夜のピクニック

夜のピクニック (新潮文庫)

夜のピクニック (新潮文庫)

かなり良いです。感動しました。読んでて涙がこみ上げてきた。
本来この本のような輝かしく明るい青春像を描いた小説というのは苦手で、まぁそれは自分にはあまり縁がないというコンプレックスや嫉妬から来ている部分も多いです。どちらかというと“ライ麦畑でつかまえて”や中上健次の“十九歳の地図”のような影のある青春小説が好みです。どうも自分には夜のピクニックのような小説はまぶしすぎるので読むのを躊躇していました。

しかし読むと一気に引き込まれ、ぼくの憂いなどまったく無駄なものでした。歩行祭という非日常イベントでの友情や恋、人間関係。

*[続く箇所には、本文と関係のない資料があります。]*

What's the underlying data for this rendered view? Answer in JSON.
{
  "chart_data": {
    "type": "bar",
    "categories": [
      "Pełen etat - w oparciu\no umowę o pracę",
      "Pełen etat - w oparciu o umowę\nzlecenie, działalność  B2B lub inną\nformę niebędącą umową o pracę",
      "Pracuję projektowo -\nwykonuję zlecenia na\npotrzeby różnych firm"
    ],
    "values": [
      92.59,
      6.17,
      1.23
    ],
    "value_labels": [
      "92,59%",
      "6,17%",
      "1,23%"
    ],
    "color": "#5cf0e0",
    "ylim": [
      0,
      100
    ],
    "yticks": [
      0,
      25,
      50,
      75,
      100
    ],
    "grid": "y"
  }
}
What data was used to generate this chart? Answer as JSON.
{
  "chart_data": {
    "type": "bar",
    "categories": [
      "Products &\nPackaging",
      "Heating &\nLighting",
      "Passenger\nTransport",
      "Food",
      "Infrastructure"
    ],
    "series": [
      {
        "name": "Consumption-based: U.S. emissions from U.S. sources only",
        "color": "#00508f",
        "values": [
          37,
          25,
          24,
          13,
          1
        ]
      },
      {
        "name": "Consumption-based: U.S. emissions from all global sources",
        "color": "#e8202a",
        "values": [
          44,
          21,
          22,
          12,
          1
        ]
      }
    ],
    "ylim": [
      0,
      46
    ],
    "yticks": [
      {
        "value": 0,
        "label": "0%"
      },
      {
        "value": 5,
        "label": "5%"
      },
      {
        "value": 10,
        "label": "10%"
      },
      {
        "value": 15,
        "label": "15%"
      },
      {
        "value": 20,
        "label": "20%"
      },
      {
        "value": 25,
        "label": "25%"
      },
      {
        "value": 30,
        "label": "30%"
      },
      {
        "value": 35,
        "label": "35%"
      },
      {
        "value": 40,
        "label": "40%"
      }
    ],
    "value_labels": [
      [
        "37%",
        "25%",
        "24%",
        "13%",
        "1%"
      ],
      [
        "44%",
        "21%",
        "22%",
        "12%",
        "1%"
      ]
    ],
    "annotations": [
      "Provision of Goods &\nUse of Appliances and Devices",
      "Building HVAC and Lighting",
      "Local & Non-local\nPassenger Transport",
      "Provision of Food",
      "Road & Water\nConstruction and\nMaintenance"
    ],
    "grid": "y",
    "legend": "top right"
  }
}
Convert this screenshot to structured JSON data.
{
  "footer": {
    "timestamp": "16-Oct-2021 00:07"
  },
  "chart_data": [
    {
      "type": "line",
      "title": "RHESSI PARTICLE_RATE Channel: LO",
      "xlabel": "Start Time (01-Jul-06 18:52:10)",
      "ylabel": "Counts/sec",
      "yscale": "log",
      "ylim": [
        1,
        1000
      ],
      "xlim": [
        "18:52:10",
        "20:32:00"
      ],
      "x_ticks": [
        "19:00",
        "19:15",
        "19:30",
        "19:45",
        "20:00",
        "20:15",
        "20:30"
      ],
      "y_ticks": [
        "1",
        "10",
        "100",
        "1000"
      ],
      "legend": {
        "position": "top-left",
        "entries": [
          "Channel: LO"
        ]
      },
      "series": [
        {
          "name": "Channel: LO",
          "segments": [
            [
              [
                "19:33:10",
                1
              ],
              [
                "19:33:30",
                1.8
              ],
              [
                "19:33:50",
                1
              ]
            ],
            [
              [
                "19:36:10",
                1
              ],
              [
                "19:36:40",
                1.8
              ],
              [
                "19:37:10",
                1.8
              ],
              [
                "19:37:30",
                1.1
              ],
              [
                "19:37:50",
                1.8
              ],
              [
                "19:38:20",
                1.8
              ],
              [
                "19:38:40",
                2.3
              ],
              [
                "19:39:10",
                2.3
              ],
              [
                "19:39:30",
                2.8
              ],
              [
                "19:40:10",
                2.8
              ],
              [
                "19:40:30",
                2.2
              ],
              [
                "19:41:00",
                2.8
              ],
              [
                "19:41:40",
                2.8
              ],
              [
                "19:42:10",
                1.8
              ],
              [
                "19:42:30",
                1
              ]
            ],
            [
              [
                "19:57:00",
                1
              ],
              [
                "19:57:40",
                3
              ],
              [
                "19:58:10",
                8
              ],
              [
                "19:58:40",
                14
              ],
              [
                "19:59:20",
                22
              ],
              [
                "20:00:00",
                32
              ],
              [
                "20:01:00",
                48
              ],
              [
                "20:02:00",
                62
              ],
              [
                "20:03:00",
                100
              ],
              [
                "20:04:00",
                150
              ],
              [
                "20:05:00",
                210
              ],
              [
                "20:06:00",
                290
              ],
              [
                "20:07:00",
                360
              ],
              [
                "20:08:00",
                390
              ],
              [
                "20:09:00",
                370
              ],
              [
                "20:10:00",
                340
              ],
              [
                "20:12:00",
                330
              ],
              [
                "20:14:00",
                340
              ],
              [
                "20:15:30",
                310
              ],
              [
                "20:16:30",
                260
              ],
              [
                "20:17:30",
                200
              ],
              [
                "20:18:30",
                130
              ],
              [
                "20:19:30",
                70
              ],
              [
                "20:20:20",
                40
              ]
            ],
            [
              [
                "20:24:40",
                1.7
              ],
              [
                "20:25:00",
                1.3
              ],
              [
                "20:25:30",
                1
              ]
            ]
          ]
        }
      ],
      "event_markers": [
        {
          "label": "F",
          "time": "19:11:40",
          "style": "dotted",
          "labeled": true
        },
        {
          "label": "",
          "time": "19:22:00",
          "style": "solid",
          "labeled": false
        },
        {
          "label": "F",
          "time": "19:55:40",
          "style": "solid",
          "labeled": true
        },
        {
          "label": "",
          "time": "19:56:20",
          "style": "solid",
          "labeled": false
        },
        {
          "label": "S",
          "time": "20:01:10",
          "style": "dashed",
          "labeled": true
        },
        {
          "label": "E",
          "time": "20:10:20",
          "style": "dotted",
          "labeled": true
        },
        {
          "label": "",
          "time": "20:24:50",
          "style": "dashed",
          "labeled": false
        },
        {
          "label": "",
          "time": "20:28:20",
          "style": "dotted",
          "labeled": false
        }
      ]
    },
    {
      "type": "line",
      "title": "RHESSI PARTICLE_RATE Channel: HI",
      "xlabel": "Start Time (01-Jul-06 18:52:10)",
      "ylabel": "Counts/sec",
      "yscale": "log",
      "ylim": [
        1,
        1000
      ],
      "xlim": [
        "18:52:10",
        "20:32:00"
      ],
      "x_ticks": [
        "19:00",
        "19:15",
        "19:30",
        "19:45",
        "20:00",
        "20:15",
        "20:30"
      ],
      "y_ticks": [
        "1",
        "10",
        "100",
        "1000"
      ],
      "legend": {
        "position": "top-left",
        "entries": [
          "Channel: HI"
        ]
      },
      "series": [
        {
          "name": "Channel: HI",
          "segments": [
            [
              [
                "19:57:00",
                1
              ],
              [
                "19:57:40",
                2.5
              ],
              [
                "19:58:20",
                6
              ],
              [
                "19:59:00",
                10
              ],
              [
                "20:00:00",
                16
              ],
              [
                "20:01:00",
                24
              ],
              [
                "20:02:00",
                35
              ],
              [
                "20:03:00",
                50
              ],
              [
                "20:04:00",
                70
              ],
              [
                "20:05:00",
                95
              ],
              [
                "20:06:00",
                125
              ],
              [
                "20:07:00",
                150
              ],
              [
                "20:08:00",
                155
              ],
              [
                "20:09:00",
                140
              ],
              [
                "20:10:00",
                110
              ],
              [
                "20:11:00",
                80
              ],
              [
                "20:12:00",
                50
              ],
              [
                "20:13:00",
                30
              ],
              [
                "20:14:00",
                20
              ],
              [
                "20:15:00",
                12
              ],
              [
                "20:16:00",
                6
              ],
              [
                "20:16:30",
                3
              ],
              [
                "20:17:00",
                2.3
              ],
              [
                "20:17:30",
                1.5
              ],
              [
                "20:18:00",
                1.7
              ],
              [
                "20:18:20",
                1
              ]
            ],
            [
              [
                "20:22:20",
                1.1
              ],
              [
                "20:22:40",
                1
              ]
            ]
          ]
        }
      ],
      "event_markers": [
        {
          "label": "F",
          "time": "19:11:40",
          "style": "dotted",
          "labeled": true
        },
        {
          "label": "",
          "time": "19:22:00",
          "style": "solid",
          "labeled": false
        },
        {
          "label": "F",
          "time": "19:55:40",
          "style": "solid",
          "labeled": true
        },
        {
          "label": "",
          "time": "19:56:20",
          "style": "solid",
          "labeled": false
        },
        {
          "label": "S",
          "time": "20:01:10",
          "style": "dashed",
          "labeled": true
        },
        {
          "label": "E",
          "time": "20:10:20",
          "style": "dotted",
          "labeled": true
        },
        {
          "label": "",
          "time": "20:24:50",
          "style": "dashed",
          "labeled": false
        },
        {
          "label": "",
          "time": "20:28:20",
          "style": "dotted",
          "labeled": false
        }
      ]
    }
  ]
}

まさに青春。
登場人物も魅力的で、忍と融の打ち明け話や融と貴子の関係など回りも本人もどこかぐちゃぐちゃにしたくなる焦燥に駆られていて、こういうのは現実にも多い気がします。自分とも少しリンクしてしまうようなこともありほんと涙が出てきた。

こう自分の触れて欲しくない部分やコンプレックスというのは誰しも抱えているけど、その氷山が溶け出して涙になって零れたような気分になりました。心のリハビリではないですが、少し肩の荷がおりたような気がします。

歩行祭というイベントを通しての大人への成長の話ですがその中だけで完結しているのではなく、これからの日々にいくらか希望をもてるというかポジティブにとらえれるようになる話でした。